There’s nothing like being able to reach for a jar of home canned tomatoes from your own cupboard on a wintry day when you want to make chili or spaghetti. Years ago I did quite a bit of canning as I didn’t have a freezer and I wanted to make good use of my small garden’s harvest and the vegetables and fruits that neighbors shared. Seasons of life and circumstances changed and I let the canning fall by the wayside. However, when doing some cleaning in my garage this spring, I found a box of canning jars from days gone by. Instead of throwing them out, I said, ‘I may need these this summer.’ Sure enough I am going to use them.

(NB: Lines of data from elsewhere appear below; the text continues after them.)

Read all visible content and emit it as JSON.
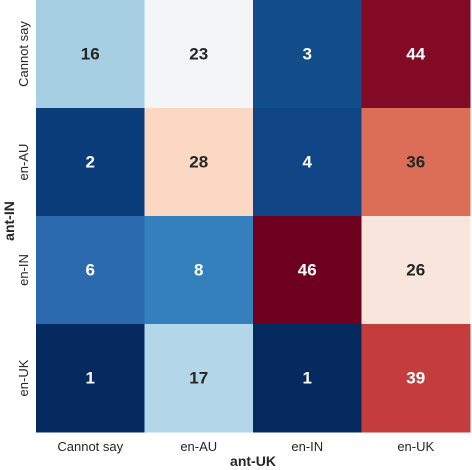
{
  "chart_data": {
    "type": "heatmap",
    "xlabel": "ant-UK",
    "ylabel": "ant-IN",
    "x_categories": [
      "Cannot say",
      "en-AU",
      "en-IN",
      "en-UK"
    ],
    "y_categories": [
      "Cannot say",
      "en-AU",
      "en-IN",
      "en-UK"
    ],
    "values": [
      [
        16,
        23,
        3,
        44
      ],
      [
        2,
        28,
        4,
        36
      ],
      [
        6,
        8,
        46,
        26
      ],
      [
        1,
        17,
        1,
        39
      ]
    ],
    "colormap": "RdBu_r",
    "legend": "none"
  },
  "colors": {
    "cells": [
      [
        "#a6cfe4",
        "#f3f5f6",
        "#124d8a",
        "#820a24"
      ],
      [
        "#0b3d7a",
        "#fbd8c3",
        "#0f4584",
        "#dc6e57"
      ],
      [
        "#2b6aae",
        "#3380bd",
        "#6e0020",
        "#f8e5dc"
      ],
      [
        "#052a60",
        "#b3d6e8",
        "#052a60",
        "#c43c3b"
      ]
    ],
    "label_dark": "#262626",
    "label_light": "#ffffff"
  }
}
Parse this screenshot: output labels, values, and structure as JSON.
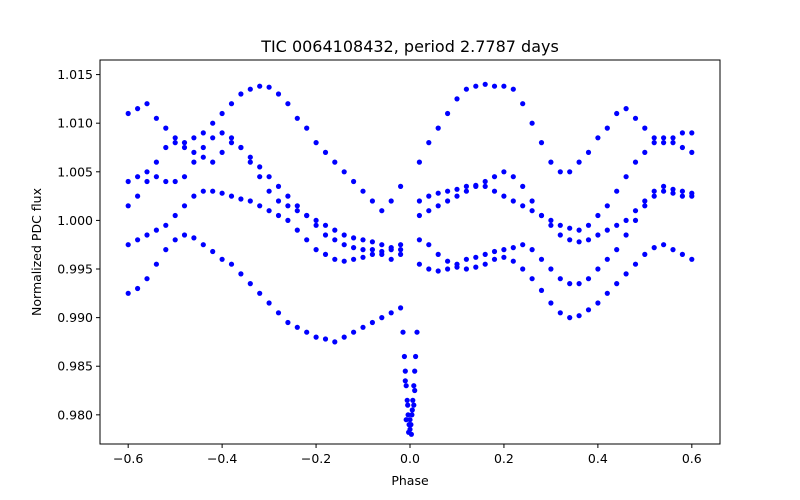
{
  "chart_data": {
    "type": "scatter",
    "title": "TIC 0064108432, period 2.7787 days",
    "xlabel": "Phase",
    "ylabel": "Normalized PDC flux",
    "xlim": [
      -0.66,
      0.66
    ],
    "ylim": [
      0.977,
      1.0165
    ],
    "x_ticks": [
      -0.6,
      -0.4,
      -0.2,
      0.0,
      0.2,
      0.4,
      0.6
    ],
    "x_tick_labels": [
      "−0.6",
      "−0.4",
      "−0.2",
      "0.0",
      "0.2",
      "0.4",
      "0.6"
    ],
    "y_ticks": [
      0.98,
      0.985,
      0.99,
      0.995,
      1.0,
      1.005,
      1.01,
      1.015
    ],
    "y_tick_labels": [
      "0.980",
      "0.985",
      "0.990",
      "0.995",
      "1.000",
      "1.005",
      "1.010",
      "1.015"
    ],
    "marker_color": "#0000ff",
    "grid": false,
    "series": [
      {
        "name": "PDC flux",
        "x": [
          -0.6,
          -0.58,
          -0.56,
          -0.54,
          -0.52,
          -0.5,
          -0.48,
          -0.46,
          -0.44,
          -0.42,
          -0.4,
          -0.38,
          -0.36,
          -0.34,
          -0.32,
          -0.3,
          -0.28,
          -0.26,
          -0.24,
          -0.22,
          -0.2,
          -0.18,
          -0.16,
          -0.14,
          -0.12,
          -0.1,
          -0.08,
          -0.06,
          -0.04,
          -0.02,
          0.02,
          0.04,
          0.06,
          0.08,
          0.1,
          0.12,
          0.14,
          0.16,
          0.18,
          0.2,
          0.22,
          0.24,
          0.26,
          0.28,
          0.3,
          0.32,
          0.34,
          0.36,
          0.38,
          0.4,
          0.42,
          0.44,
          0.46,
          0.48,
          0.5,
          0.52,
          0.54,
          0.56,
          0.58,
          0.6,
          -0.6,
          -0.58,
          -0.56,
          -0.54,
          -0.52,
          -0.5,
          -0.48,
          -0.46,
          -0.44,
          -0.42,
          -0.4,
          -0.38,
          -0.36,
          -0.34,
          -0.32,
          -0.3,
          -0.28,
          -0.26,
          -0.24,
          -0.22,
          -0.2,
          -0.18,
          -0.16,
          -0.14,
          -0.12,
          -0.1,
          -0.08,
          -0.06,
          -0.04,
          -0.02,
          0.02,
          0.04,
          0.06,
          0.08,
          0.1,
          0.12,
          0.14,
          0.16,
          0.18,
          0.2,
          0.22,
          0.24,
          0.26,
          0.28,
          0.3,
          0.32,
          0.34,
          0.36,
          0.38,
          0.4,
          0.42,
          0.44,
          0.46,
          0.48,
          0.5,
          0.52,
          0.54,
          0.56,
          0.58,
          0.6,
          -0.6,
          -0.58,
          -0.56,
          -0.54,
          -0.52,
          -0.5,
          -0.48,
          -0.46,
          -0.44,
          -0.42,
          -0.4,
          -0.38,
          -0.36,
          -0.34,
          -0.32,
          -0.3,
          -0.28,
          -0.26,
          -0.24,
          -0.22,
          -0.2,
          -0.18,
          -0.16,
          -0.14,
          -0.12,
          -0.1,
          -0.08,
          -0.06,
          -0.04,
          -0.02,
          0.02,
          0.04,
          0.06,
          0.08,
          0.1,
          0.12,
          0.14,
          0.16,
          0.18,
          0.2,
          0.22,
          0.24,
          0.26,
          0.28,
          0.3,
          0.32,
          0.34,
          0.36,
          0.38,
          0.4,
          0.42,
          0.44,
          0.46,
          0.48,
          0.5,
          0.52,
          0.54,
          0.56,
          0.58,
          0.6,
          -0.6,
          -0.58,
          -0.56,
          -0.54,
          -0.52,
          -0.5,
          -0.48,
          -0.46,
          -0.44,
          -0.42,
          -0.4,
          -0.38,
          -0.36,
          -0.34,
          -0.32,
          -0.3,
          -0.28,
          -0.26,
          -0.24,
          -0.22,
          -0.2,
          -0.18,
          -0.16,
          -0.14,
          -0.12,
          -0.1,
          -0.08,
          -0.06,
          -0.04,
          -0.02,
          0.02,
          0.04,
          0.06,
          0.08,
          0.1,
          0.12,
          0.14,
          0.16,
          0.18,
          0.2,
          0.22,
          0.24,
          0.26,
          0.28,
          0.3,
          0.32,
          0.34,
          0.36,
          0.38,
          0.4,
          0.42,
          0.44,
          0.46,
          0.48,
          0.5,
          0.52,
          0.54,
          0.56,
          0.58,
          0.6,
          -0.6,
          -0.58,
          -0.56,
          -0.54,
          -0.52,
          -0.5,
          -0.48,
          -0.46,
          -0.44,
          -0.42,
          -0.4,
          -0.38,
          -0.36,
          -0.34,
          -0.32,
          -0.3,
          -0.28,
          -0.26,
          -0.24,
          -0.22,
          -0.2,
          -0.18,
          -0.16,
          -0.14,
          -0.12,
          -0.1,
          -0.08,
          -0.06,
          -0.04,
          -0.02,
          0.02,
          0.04,
          0.06,
          0.08,
          0.1,
          0.12,
          0.14,
          0.16,
          0.18,
          0.2,
          0.22,
          0.24,
          0.26,
          0.28,
          0.3,
          0.32,
          0.34,
          0.36,
          0.38,
          0.4,
          0.42,
          0.44,
          0.46,
          0.48,
          0.5,
          0.52,
          0.54,
          0.56,
          0.58,
          0.6,
          -0.015,
          -0.012,
          -0.01,
          -0.008,
          -0.006,
          -0.004,
          -0.002,
          0.0,
          0.002,
          0.004,
          0.006,
          0.008,
          0.01,
          0.012,
          0.015,
          -0.01,
          -0.005,
          0.0,
          0.005,
          0.01,
          -0.008,
          0.008,
          0.003,
          -0.003
        ],
        "y": [
          1.011,
          1.0115,
          1.012,
          1.0105,
          1.0095,
          1.0085,
          1.008,
          1.0085,
          1.009,
          1.01,
          1.011,
          1.012,
          1.013,
          1.0135,
          1.0138,
          1.0137,
          1.013,
          1.012,
          1.0105,
          1.0095,
          1.008,
          1.007,
          1.006,
          1.005,
          1.004,
          1.003,
          1.002,
          1.001,
          1.002,
          1.0035,
          1.006,
          1.008,
          1.0095,
          1.011,
          1.0125,
          1.0135,
          1.0138,
          1.014,
          1.0138,
          1.0138,
          1.0135,
          1.012,
          1.01,
          1.008,
          1.006,
          1.005,
          1.005,
          1.006,
          1.007,
          1.0085,
          1.0095,
          1.011,
          1.0115,
          1.0105,
          1.0095,
          1.0085,
          1.008,
          1.0085,
          1.009,
          1.009,
          1.004,
          1.0045,
          1.005,
          1.0045,
          1.004,
          1.004,
          1.0045,
          1.006,
          1.0075,
          1.0085,
          1.009,
          1.0085,
          1.0075,
          1.0065,
          1.0055,
          1.0045,
          1.0035,
          1.0025,
          1.0015,
          1.0005,
          0.9995,
          0.9985,
          0.998,
          0.9975,
          0.9972,
          0.997,
          0.997,
          0.9965,
          0.996,
          0.9965,
          1.002,
          1.0025,
          1.0028,
          1.003,
          1.0032,
          1.0035,
          1.0036,
          1.0035,
          1.003,
          1.0025,
          1.002,
          1.0015,
          1.001,
          1.0005,
          1.0,
          0.9995,
          0.9992,
          0.999,
          0.9995,
          1.0005,
          1.0015,
          1.003,
          1.0045,
          1.006,
          1.007,
          1.008,
          1.0085,
          1.008,
          1.0075,
          1.007,
          0.9975,
          0.998,
          0.9985,
          0.999,
          0.9995,
          1.0005,
          1.0015,
          1.0025,
          1.003,
          1.003,
          1.0028,
          1.0025,
          1.0022,
          1.002,
          1.0015,
          1.001,
          1.0005,
          1.0,
          0.999,
          0.998,
          0.997,
          0.9965,
          0.996,
          0.9958,
          0.996,
          0.9962,
          0.9965,
          0.9968,
          0.997,
          0.9975,
          0.9955,
          0.995,
          0.9948,
          0.995,
          0.9955,
          0.996,
          0.9962,
          0.9965,
          0.9968,
          0.997,
          0.9972,
          0.9975,
          0.997,
          0.996,
          0.995,
          0.994,
          0.9935,
          0.9935,
          0.994,
          0.995,
          0.996,
          0.997,
          0.9985,
          1.0,
          1.0015,
          1.0025,
          1.003,
          1.0028,
          1.0025,
          1.0025,
          0.9925,
          0.993,
          0.994,
          0.9955,
          0.997,
          0.998,
          0.9985,
          0.9982,
          0.9975,
          0.9968,
          0.996,
          0.9955,
          0.9945,
          0.9935,
          0.9925,
          0.9915,
          0.9905,
          0.9895,
          0.989,
          0.9885,
          0.988,
          0.9878,
          0.9875,
          0.988,
          0.9885,
          0.989,
          0.9895,
          0.99,
          0.9905,
          0.991,
          0.998,
          0.9975,
          0.9965,
          0.9958,
          0.9952,
          0.995,
          0.9952,
          0.9955,
          0.996,
          0.9962,
          0.9958,
          0.995,
          0.994,
          0.9928,
          0.9915,
          0.9905,
          0.99,
          0.9902,
          0.9908,
          0.9915,
          0.9925,
          0.9935,
          0.9945,
          0.9955,
          0.9965,
          0.9972,
          0.9975,
          0.997,
          0.9965,
          0.996,
          1.0015,
          1.0025,
          1.004,
          1.006,
          1.0075,
          1.008,
          1.0075,
          1.007,
          1.0065,
          1.006,
          1.007,
          1.008,
          1.0075,
          1.006,
          1.0045,
          1.003,
          1.002,
          1.0015,
          1.001,
          1.0005,
          1.0,
          0.9995,
          0.999,
          0.9985,
          0.9982,
          0.998,
          0.9978,
          0.9975,
          0.9972,
          0.997,
          1.0005,
          1.001,
          1.0015,
          1.002,
          1.0025,
          1.003,
          1.0035,
          1.004,
          1.0045,
          1.005,
          1.0045,
          1.0035,
          1.002,
          1.0005,
          0.9995,
          0.9985,
          0.998,
          0.9978,
          0.998,
          0.9985,
          0.999,
          0.9995,
          1.0,
          1.001,
          1.002,
          1.003,
          1.0035,
          1.0032,
          1.003,
          1.0028,
          0.9885,
          0.986,
          0.9845,
          0.983,
          0.9815,
          0.98,
          0.979,
          0.9785,
          0.979,
          0.98,
          0.9815,
          0.983,
          0.9845,
          0.986,
          0.9885,
          0.9835,
          0.981,
          0.9795,
          0.9805,
          0.9825,
          0.9795,
          0.981,
          0.978,
          0.9782
        ]
      }
    ]
  }
}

This year I experimented by planting tomatoes in 15 gallon black nursery containers in April and growing them in the greenhouse, fertilizing regularly. Results…jungle plants! And as a by-product, lots of tomatoes. So my friend, Rena, and I will try our hand at canning some this week
I’ll share how I plan on canning tomatoes. First we will wash them, making sure we have selected nice ripe ones. Then we will pour boiling water over them to scald the skins so we can remove them easily. I plan on using the water bath canning method and cold-packing the tomatoes. To do this, we will wash the wide mouth jars in hot soapy water and rinse well, making sure none are cracked. While we do this part of the job, the water bath canner with will be heating up on the stove to hot, not boiling. The jar lids and rings must be hot so we will put them in a saucepan with boiling water poured over them. Then we will press whole tomatoes tightly into jars leaving ½” headspace and making sure there are no air bubbles by sliding a rubber spatula down the side of the jar. The seals will be adjusted; the jars placed on the canner rack and submerged (jars 1-2” below water) into the hot water with the lid on the canner. The canner will then be brought to a boil and kept boiling for 50 minutes. Finally, we remove them with a jar lifter and let them cool. As they cool the lids will ‘pop’, indicating that they sealed.
Most state extension services have great information online on canning methods if you want to research and try it for yourself. Or you may have suggestions, tips and personal experiences to offer The Daily Lily readers. Home canning takes some time, energy and work but it provides great fellowship when working with a friend and will be well worth the effort when we are enjoying good eating this winter.